U.S. trade security regulations and programs have translated into a focus on increased screening of carriers and cargo entering into the U.S. by customs and law enforcement agencies, but with a lesser emphasis on cargo carriers and containers departing the U.S. for foreign ports of call. This inequity in the level of protection afforded to the security of cargo carriers and containers on their outbound leg represents a threat to the integrity of the overall system.
While the U.S. is rightly concerned about the ports and supply chain elements within its national territory, it cannot afford to ignore the same concerns that are mirrored by its partners in global trade. International trade is driven by variables such as cargo volume, velocity and costs. The goal is for cargo to move successfully through its supply chain corridor at an increased velocity, at a low cost and with the highest degree of confidence in the security of the cargo being delivered. A loss of confidence in the integrity of the supply chain at any point in the system may result in delays, increased inspections by security authorities, and potential increased costs to the carriers.
For example, reduced emphasis on execution of security protocols for empty containers being shipped from the U.S. to foreign ports can represent a weakening of the U.S. link in the global supply chain. As long as no credible threats or incidents can be traced back to an empty container originating in the U.S., confidence in the U.S. link of the supply chain should remain intact. However, just one or two incidents of security threats or contraband discovered in “empty” containers arriving from a U.S. port will likely raise serious questions regarding the integrity in that U.S. supply chain link. This will undoubtedly have a negative cascade effect on the operations and finances of all of the participants in that segment of the trade mobility corridor.

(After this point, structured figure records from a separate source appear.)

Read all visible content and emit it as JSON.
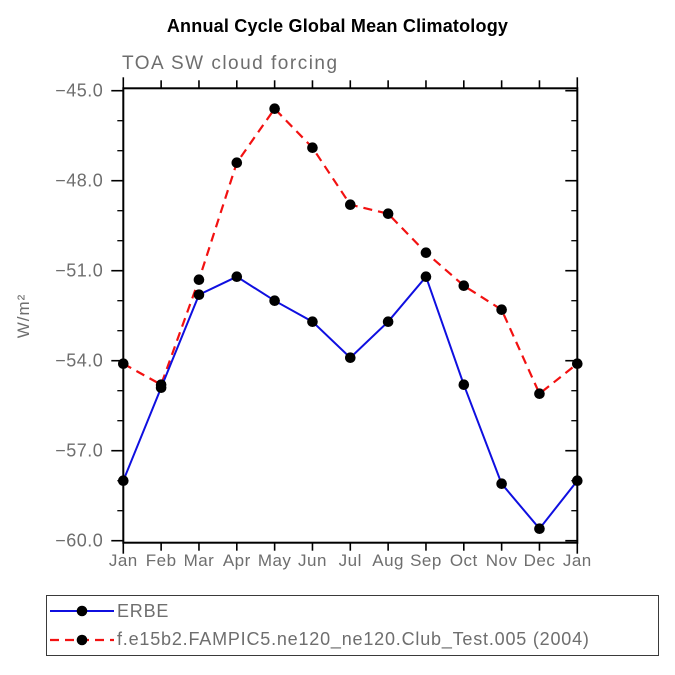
{
  "chart_data": {
    "type": "line",
    "title": "Annual Cycle Global Mean Climatology",
    "subtitle": "TOA SW cloud forcing",
    "ylabel": "W/m²",
    "ylim": [
      -60.0,
      -45.0
    ],
    "y_major_ticks": [
      -45.0,
      -48.0,
      -51.0,
      -54.0,
      -57.0,
      -60.0
    ],
    "y_minor_step": 1.0,
    "grid": false,
    "legend_position": "bottom-left-box",
    "categories": [
      "Jan",
      "Feb",
      "Mar",
      "Apr",
      "May",
      "Jun",
      "Jul",
      "Aug",
      "Sep",
      "Oct",
      "Nov",
      "Dec",
      "Jan"
    ],
    "series": [
      {
        "name": "ERBE",
        "color": "#0f0fe0",
        "line_style": "solid",
        "marker": "filled-circle",
        "marker_color": "#000000",
        "values": [
          -58.0,
          -54.9,
          -51.8,
          -51.2,
          -52.0,
          -52.7,
          -53.9,
          -52.7,
          -51.2,
          -54.8,
          -58.1,
          -59.6,
          -58.0
        ]
      },
      {
        "name": "f.e15b2.FAMPIC5.ne120_ne120.Club_Test.005 (2004)",
        "color": "#f21111",
        "line_style": "dashed",
        "marker": "filled-circle",
        "marker_color": "#000000",
        "values": [
          -54.1,
          -54.8,
          -51.3,
          -47.4,
          -45.6,
          -46.9,
          -48.8,
          -49.1,
          -50.4,
          -51.5,
          -52.3,
          -55.1,
          -54.1
        ]
      }
    ],
    "text_color": "#6e6e6e",
    "axis_color": "#000000"
  }
}
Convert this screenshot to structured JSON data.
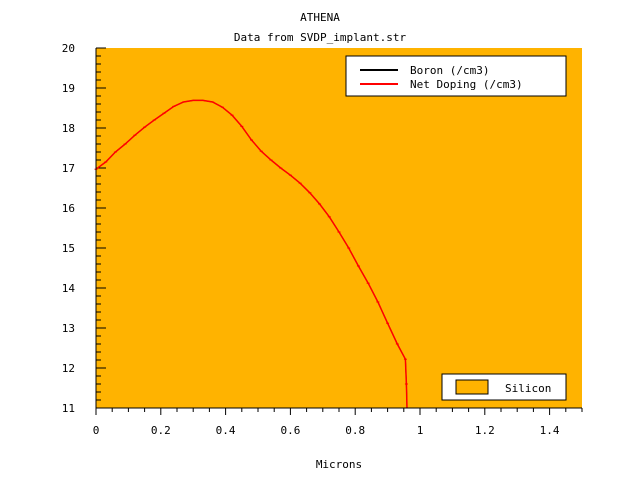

The recent downgrading of America’s bond rating is the direct result of a general loss of global confidence in America’s political will or ability to follow through on its obligations. Since the safety, security, and efficiency of America’s trade mechanisms are key to its competitiveness within the global supply chain, perceived reluctance on the part of the U.S. government to uniformly apply protective security measures to outbound and inbound cargo containers could lead to increased scrutiny and disapproval of that component of America’s status in the global business and financial communities.